I agree with those comments. I would also like to point out that if the mainstream consensus is wrong then there will never be a decent model made by those who follow the consensus.
A fellow who calls himself “gallopingcamel” and posts at a site we are not supposed to link to but is run by a tall fellow and won best European blog last year, said he is an ex-colleague of yours. He was responding to a comment that said, “The thing that bothers me about the so called down-welling IR is that excited CO2 molecules collide with other atmospheric gases before they have a chance to emit that photon.” He responded that he had tried to get you to admit something explained at a link to some post about a “Robinson and Catling Model” that I did not read.
I figure that you and your ex-colleague both understand that we may have looked at this whole problem wrong.
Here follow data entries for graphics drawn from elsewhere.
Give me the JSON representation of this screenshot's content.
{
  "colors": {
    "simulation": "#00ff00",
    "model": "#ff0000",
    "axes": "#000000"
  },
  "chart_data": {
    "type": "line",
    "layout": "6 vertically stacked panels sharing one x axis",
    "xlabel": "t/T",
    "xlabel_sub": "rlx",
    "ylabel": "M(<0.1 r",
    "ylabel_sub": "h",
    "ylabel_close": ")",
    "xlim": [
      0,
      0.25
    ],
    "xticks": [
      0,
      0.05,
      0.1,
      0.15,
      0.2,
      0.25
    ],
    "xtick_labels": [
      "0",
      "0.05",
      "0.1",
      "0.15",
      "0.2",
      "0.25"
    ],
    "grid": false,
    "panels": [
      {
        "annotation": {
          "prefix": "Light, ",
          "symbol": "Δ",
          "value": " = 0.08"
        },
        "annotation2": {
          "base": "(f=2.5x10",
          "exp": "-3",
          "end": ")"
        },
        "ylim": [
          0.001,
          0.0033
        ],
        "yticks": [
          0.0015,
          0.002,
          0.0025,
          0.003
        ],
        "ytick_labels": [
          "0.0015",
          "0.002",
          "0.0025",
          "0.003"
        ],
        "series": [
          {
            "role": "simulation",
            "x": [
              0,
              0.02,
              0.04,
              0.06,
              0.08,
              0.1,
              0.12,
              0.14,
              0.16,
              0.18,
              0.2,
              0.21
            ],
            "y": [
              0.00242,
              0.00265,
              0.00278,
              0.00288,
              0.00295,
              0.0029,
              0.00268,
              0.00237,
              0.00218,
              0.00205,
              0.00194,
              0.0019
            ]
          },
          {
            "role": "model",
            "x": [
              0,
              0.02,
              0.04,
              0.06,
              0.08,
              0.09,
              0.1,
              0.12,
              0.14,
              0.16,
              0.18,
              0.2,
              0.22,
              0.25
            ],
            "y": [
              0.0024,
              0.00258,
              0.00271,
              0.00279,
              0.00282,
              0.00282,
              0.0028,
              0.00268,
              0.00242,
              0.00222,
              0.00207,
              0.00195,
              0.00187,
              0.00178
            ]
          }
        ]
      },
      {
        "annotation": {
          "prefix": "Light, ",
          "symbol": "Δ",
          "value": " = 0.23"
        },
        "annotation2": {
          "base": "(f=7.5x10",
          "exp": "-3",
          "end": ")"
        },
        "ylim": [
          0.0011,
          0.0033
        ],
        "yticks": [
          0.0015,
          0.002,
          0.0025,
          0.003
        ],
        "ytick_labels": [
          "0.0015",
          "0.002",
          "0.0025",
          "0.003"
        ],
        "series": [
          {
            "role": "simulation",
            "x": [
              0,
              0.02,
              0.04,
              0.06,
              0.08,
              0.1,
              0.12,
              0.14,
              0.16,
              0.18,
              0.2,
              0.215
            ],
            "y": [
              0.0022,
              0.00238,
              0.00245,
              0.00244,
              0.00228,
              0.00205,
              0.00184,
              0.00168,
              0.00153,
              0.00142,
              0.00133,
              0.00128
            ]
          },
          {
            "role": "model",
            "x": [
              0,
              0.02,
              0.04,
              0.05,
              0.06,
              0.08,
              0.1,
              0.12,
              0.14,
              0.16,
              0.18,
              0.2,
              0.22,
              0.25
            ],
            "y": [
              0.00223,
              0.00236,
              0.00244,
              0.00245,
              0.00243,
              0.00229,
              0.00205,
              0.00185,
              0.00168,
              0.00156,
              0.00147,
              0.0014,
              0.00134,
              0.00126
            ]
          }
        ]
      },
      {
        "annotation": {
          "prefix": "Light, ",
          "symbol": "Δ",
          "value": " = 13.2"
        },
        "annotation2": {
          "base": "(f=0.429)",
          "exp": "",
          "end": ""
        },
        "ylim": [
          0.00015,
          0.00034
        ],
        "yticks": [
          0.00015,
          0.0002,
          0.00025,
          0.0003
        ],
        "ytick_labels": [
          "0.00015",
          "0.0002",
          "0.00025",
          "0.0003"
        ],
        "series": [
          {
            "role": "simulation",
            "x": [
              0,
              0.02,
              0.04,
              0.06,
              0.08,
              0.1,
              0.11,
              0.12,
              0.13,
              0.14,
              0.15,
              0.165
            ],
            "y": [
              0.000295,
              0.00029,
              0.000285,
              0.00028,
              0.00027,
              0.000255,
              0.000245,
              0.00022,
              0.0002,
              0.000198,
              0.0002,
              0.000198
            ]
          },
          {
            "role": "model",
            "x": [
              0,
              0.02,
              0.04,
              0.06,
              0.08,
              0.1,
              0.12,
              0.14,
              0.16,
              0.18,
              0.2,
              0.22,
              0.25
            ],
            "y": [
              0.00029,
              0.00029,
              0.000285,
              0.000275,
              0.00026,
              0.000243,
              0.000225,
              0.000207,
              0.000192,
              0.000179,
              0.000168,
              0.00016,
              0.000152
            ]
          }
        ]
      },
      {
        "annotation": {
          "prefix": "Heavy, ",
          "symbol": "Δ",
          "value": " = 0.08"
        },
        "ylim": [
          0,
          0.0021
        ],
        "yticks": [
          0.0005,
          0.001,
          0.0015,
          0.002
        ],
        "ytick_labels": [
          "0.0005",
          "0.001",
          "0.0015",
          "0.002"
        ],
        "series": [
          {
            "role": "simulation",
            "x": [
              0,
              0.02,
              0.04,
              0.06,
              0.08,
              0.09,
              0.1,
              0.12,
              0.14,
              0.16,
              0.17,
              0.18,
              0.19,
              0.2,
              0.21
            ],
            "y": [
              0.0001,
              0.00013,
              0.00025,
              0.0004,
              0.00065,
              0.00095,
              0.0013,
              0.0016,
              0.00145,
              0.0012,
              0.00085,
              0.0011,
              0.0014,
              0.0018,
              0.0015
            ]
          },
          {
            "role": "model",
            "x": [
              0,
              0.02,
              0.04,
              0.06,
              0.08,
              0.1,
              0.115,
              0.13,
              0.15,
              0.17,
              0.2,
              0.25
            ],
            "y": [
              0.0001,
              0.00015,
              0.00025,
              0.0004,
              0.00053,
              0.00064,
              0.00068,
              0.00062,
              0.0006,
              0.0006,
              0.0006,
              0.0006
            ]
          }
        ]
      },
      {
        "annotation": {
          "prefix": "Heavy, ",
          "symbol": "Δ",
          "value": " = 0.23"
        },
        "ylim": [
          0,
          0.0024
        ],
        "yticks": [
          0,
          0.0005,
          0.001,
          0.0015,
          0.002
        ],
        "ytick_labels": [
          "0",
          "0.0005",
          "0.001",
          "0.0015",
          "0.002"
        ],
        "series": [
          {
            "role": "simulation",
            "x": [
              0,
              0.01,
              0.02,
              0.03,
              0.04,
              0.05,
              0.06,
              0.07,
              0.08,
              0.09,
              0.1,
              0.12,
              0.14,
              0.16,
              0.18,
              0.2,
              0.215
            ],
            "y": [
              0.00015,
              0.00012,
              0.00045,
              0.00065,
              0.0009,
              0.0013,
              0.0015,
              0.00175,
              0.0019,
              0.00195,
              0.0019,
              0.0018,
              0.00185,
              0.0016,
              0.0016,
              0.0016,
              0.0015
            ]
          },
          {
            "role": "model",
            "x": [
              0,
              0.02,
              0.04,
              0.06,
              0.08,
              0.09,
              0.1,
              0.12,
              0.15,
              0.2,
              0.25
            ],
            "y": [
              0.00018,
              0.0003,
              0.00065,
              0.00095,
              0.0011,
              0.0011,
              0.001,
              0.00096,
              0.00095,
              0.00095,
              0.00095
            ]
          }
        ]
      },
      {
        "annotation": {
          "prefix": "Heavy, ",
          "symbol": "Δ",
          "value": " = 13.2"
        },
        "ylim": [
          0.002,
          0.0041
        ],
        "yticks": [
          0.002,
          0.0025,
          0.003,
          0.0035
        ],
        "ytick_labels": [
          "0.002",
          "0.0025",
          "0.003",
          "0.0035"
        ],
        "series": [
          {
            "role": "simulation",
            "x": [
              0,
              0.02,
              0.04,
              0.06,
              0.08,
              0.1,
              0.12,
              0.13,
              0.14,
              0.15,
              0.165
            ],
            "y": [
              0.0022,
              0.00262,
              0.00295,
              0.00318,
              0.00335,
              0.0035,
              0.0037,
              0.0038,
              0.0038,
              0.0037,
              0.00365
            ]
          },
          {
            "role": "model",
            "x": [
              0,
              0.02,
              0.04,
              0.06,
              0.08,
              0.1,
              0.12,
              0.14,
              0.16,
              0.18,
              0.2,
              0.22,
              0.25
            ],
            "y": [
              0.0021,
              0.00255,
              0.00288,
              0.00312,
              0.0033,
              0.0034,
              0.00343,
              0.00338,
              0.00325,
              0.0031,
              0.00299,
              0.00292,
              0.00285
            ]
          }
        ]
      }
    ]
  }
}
It may be that the magic molecule does darn little and that we are barking up the wrong tree altogether. (“we” as in the consensus of today’s science on climate)
All those words just to say, “models can be real hard, especially if you get the basic science wrong”.
~Mark

rgbatduke
Reply to  markstoval
October 5, 2014 2:02 pm

Yes, RapidCamel and I know each other pretty well;-). Yes, it is true that CO_2 molecules almost always collide with other molecules and transfer some or all of the energy they absorb before they have a chance to reradiate.
However, that does not make it correct to assert anything but that CO_2 remains in thermal equilibrium (or nearly so) with the surrounding atmosphere — indeed, it is one of the primary things that helps to warm it as the air otherwise is rather transparent to both visible and LWIR. But forget not the Laws of Kirchoff! You cannot have a system in detailed balance (that is to say, in dynamical thermal equilibrium) where absorption and emission are not symmetric. All that happens is that CO_2 absorbs LWIR and heats both itself and the surrounding air until the rate that it loses energy, both to the O_2 and N_2 surrounding it and to reradiation, matches the rate that it gains energy from the surrounding N_2 and O_2 and from radiation re- and otherwise.
That is, the CO_2 is not disequilibrated with its surroundings by absorbing LWIR, holding it a while at a much higher energy, and then releasing it as a sort of “elastic collision” or “elastic scattering” process. The interaction is inelastic and highly nonlinear. But it still has to be energy symmetric as long as the CO_2 is remaining at a roughly constant temperature — ins must equal outs.
Besides, it is pointless to argue about the theory of the GHE when one can just measure it. The merest glance at TOA and BOA spectrographs and you simply have to go “Yup, there’s the greenhouse effect all right, right there where it should be.”
rgb

Reply to  rgbatduke
October 5, 2014 12:06 pm

Thank you, rgbatduke. Appreciate your posts.

Reply to  rgbatduke
October 5, 2014 12:35 pm

Any model not showing La Ninas predominating during the cool phase (as has started) of the PDO is prima facie going to be as wrong as it can be. But then GCMs were hatched long before the PDO & AMO were even discovered.

Konrad.
Reply to  rgbatduke
October 5, 2014 7:12 pm

Dr. Brown,
I feel this is an excellent summation of the numerous problems with climate modelling. In particular the complexities of Raleigh-Bernard circulation. This is a critical flaw in the models, they are not actually running CFD in the vertical dimension. Vertical non-radiative energy transport is parametrised. If you don’t increase the speed of vertical circulation for increased radiative subsidence, you model surface warming. Essentially the algorithms used for vertical parametrisation say that CO2 will cause significant warming, so that’s what the models show.

eyesonu
Reply to  rgbatduke
October 5, 2014 11:39 pm

Dr Brown, I look forward to your most informative comments. I usually read them a couple of times as I don’t want to miss anything.